Boron, as far as you know, where do you most likely see that deficiency, you’re going to see that a lot of times in dry conditions on very low organic matter soils. And then surprisingly you may also see it on very high organic matter soils. And the reason you can see it in a high organic matter situation is of course, boron is a mineral and your organic matter percent and your clay content can be very high and those higher organic matter soils. So, it’s just frankly hard to get out of it for the for the plant on a percentage basis.
Sulfer
Sulfur is the last nutrient I’d like to talk to you about and that generally, you know the biggest input on uptake of sulfur really comes in at about v6 in corn.

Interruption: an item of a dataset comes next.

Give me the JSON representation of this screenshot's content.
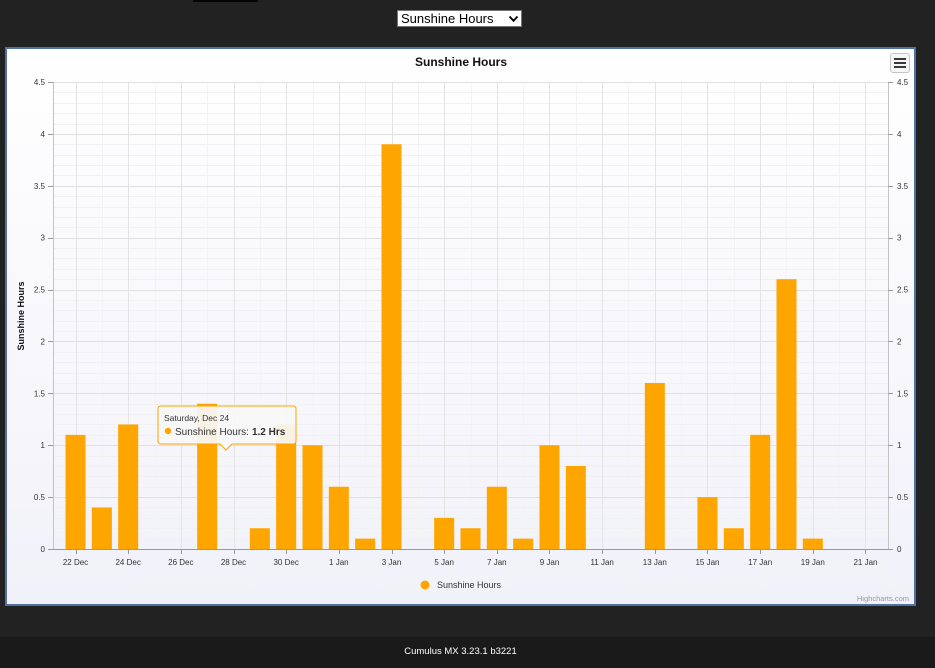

And that’s more of that classical interveinal chlorotic stripes that people do associate with sulfur.
And I think a lot of people have seen that in their fields.
Sulfur can move a lot like nitrogen, if you’re getting a lot of rain, it will tend to precipitate out of the root zone. And so that’s why we’d like to put that on closer to that v6 stage. There’s a couple different forms of sulfur that you’ll run into.
There’s the organic sulfur, and that actually has to turn into sulfate for the plants to take it up. So, if we’re putting on sulfur when we’re going to plant to take it up, we want that to be in a sulfate form, such as ammonium sulfate, ammonium thyal sulfate as 50% organic and 50% sulfate. So that’s another form that works really well for corn.
The Ratio Formula
Do you think about it on a ratio basis, about five pounds of nitrogen for every pound of sulfur. So if you’re going to have 200-bushel corn, we need to come up with about 40 pounds of sulfur. And typically, about 20 pounds of that sulfur would come out of your organic matter, but you should plan on putting the other 20 pounds on with a sulfur fertilizer.
ROI with Sulfur
Sulfur is a product that I have seen a really good return on investment for in the past. When you’re in an environment where your sulfur is leached out of the root zone you’re seeing that deficiency you have organic matters less than 2.5%, we have seen a five to 15 bushel increase in yield with a software application.